The group saw a progressive improvement of its profitability in the third quarter in all key metrics and strong cash generation, as well as an additional improvement of circulating capital. The net financial position was close to zero at the end of September.
Bertelli said in July that he was confident in the second half and that he was planning to continue to invest in the direct control of Prada’s supply chain, which gives the group a competitive edge.
Chairman Paolo Zannoni confirmed this to WWD in his first interview since his appointment in this role at the end of May, when he succeeded Carlo Mazzi.
“We saw an acceleration in the third quarter compared with the first half,” said Zannoni.
Echoing Bertelli, he said the vertical integration of the group will allow it “to increase control over the supply chain, leading to an improvement of time to market and to strengthening of industrial know-how and more flexibility.” In addition, sustainability is also a priority and controlling the pipeline will help “guarantee the right working conditions.”
The company is proposing two new board members to expand its ESG competence, reach zero emissions and increase gender parity. They are Pamela Culpepper, founding member of Have Her Back Consulting, and Anna Maria Rugarli, corporate sustainability vice president of Japan Tobacco International. They will be part of an ESG committee to be newly formed together with Lorenzo Bertelli, head of corporate social responsibility.
Zannoni said that after a “blip slowdown” in China in August, the area picked up immediately after, but he admitted tensions with the West and potential, additional government restrictions related to the COVID-19 pandemic are cause for concern.
The U.S. market is “potentially one of the most interesting, and it grew in 2021 for Prada compared with 2020 and 2019 at higher rates than the luxury market’s growth rate.”
The U.S. accounts for 19 percent of the group’s revenues and Zannoni sees additional strong growth opportunities in the region in light of the changing demographics and distribution of wealth. The market grew more than 80 percent in the third quarter on a two-year stack.
Europe is also picking up, he said, lifted by local traffic, and the Middle East, while still a smaller market for the group, “is growing a lot.”
While the Asia-Pacific area is a solid region for the group, Zannoni singled out Korea — always a strong market for Prada — as showing an “extraordinary performance.”
Asked if Prada is contemplating an increase in prices, in line with its competitors, the chairman said there have been “gradual increases,” and that they were partially due to the increase in the price of raw materials.
Zannoni has been international adviser at Goldman Sachs since 2019, providing advice to the firm’s business across Italy and the rest of Europe.

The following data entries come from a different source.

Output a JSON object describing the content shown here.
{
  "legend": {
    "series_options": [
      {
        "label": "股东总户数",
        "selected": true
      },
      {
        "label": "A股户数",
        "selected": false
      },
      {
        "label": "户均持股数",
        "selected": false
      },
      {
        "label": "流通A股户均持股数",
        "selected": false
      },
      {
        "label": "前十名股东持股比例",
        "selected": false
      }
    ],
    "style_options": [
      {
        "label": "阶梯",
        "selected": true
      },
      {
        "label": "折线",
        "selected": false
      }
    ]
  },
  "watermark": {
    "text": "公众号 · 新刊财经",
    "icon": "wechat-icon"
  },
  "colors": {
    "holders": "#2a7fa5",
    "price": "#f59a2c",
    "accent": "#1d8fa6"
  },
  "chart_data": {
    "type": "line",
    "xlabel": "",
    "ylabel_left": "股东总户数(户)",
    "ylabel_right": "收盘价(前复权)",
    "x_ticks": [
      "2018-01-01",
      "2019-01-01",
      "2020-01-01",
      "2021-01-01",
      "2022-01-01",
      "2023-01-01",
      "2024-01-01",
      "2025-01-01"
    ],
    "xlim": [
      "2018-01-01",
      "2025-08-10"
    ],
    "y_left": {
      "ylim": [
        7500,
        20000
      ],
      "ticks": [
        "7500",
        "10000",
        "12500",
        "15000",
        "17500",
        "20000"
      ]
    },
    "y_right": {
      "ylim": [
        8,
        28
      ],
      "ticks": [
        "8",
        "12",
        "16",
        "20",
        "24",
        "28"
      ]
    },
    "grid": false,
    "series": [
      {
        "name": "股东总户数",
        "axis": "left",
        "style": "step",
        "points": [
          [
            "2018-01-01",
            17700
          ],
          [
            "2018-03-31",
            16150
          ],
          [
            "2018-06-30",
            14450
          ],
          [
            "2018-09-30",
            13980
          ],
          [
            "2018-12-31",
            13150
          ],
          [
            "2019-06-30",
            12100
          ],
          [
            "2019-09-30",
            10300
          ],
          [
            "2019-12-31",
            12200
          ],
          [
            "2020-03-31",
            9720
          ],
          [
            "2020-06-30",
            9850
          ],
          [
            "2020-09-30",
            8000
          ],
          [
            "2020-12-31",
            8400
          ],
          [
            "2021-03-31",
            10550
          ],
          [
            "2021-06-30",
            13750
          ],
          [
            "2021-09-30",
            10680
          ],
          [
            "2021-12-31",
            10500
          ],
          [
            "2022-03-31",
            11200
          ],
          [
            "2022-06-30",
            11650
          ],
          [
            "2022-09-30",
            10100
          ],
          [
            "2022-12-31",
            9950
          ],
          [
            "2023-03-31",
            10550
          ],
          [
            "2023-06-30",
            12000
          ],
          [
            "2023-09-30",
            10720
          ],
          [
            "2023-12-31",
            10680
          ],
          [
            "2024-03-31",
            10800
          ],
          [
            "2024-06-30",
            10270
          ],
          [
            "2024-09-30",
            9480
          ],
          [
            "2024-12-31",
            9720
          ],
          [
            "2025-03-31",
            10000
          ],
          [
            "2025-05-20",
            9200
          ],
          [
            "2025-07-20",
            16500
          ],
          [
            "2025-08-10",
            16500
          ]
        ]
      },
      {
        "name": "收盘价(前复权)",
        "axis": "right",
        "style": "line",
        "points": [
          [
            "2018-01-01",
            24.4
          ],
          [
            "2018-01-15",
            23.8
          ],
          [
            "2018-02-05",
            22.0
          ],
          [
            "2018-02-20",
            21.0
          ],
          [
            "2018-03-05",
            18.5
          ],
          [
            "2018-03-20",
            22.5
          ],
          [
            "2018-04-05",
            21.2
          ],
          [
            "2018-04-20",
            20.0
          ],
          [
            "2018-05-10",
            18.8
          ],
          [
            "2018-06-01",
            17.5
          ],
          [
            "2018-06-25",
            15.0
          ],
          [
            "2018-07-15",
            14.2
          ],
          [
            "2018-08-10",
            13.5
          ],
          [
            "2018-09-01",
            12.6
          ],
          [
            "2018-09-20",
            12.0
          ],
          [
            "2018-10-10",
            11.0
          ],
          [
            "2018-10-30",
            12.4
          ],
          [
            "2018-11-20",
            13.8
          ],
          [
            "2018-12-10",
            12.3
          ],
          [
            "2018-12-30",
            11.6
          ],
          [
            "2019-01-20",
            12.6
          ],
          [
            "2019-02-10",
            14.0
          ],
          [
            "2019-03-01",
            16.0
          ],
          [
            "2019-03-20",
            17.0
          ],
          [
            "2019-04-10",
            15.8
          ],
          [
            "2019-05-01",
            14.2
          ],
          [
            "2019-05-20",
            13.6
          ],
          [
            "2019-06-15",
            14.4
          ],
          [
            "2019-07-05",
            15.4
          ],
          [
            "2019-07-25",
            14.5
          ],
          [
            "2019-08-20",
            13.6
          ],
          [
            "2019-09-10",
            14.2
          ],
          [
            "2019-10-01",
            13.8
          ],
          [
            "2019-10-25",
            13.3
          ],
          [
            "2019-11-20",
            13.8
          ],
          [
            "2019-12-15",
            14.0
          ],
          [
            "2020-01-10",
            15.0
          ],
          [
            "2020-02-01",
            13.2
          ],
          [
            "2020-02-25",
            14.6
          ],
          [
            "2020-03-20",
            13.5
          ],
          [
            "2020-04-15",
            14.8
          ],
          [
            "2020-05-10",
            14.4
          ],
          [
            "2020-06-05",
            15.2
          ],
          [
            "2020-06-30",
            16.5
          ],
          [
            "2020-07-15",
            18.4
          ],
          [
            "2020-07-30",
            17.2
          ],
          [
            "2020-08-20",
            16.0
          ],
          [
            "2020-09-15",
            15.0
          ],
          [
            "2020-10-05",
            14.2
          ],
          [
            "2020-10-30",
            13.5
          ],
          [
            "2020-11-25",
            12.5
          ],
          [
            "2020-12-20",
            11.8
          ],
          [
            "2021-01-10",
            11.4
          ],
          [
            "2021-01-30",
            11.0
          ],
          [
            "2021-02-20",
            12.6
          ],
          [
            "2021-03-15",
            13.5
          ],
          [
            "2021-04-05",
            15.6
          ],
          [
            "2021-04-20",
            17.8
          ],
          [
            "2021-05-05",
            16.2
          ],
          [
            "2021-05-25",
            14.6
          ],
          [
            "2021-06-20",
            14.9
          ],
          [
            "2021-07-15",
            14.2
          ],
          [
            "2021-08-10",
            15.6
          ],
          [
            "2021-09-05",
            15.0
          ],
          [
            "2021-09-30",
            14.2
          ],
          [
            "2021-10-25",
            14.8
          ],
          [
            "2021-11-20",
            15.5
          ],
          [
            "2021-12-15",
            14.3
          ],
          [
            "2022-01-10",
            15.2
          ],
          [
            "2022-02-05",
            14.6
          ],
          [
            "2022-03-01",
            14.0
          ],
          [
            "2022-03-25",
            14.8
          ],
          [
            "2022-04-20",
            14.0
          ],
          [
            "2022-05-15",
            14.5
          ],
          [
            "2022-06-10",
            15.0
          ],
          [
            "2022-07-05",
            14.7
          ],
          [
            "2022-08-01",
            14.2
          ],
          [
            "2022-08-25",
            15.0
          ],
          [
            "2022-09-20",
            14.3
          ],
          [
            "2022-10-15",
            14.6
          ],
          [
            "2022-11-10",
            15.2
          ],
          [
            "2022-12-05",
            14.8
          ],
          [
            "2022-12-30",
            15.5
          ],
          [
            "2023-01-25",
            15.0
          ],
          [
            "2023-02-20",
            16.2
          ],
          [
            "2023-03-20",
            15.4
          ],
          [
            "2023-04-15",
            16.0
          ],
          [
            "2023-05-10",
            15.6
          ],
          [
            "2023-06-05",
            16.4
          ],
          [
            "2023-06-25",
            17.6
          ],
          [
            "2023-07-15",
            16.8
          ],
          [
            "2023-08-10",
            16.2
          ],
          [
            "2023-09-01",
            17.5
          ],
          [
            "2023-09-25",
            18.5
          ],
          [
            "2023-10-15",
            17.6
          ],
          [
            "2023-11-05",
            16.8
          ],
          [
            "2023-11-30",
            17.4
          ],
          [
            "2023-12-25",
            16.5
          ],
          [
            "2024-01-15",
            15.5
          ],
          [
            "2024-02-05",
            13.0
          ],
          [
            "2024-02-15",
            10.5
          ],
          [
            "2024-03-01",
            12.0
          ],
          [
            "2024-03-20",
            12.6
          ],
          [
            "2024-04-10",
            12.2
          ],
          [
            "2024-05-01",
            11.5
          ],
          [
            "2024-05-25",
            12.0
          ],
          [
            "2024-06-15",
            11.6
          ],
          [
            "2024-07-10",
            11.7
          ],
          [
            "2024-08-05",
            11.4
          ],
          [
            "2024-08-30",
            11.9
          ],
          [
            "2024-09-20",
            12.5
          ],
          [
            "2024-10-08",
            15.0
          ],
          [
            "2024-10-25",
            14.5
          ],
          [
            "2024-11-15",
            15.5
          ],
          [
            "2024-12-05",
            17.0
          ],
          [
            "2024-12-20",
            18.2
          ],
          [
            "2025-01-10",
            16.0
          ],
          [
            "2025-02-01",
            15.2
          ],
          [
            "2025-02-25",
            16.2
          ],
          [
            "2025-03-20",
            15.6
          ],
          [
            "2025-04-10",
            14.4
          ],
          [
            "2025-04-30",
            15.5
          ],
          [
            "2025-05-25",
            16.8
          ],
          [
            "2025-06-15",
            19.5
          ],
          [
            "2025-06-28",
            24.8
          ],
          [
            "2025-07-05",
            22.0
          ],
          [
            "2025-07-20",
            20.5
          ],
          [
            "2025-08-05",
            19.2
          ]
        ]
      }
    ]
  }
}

He has recently resigned as chairman of Dolce and Gabbana Holding Srl. He has long been familiar with the company as with Goldman Sachs he led Prada’s IPO project, which took place in 2011.
Zannoni joined Goldman Sachs in 1994, was named managing director in 1997, partner in 2000 and was chairman of the Italian investment banking business between 2000 and 2013. He also spent a period as co-CEO of Goldman Sachs Russia. Prior to joining Goldman Sachs, Zannoni was a vice president at Fiat SpA and a lecturer at Yale University.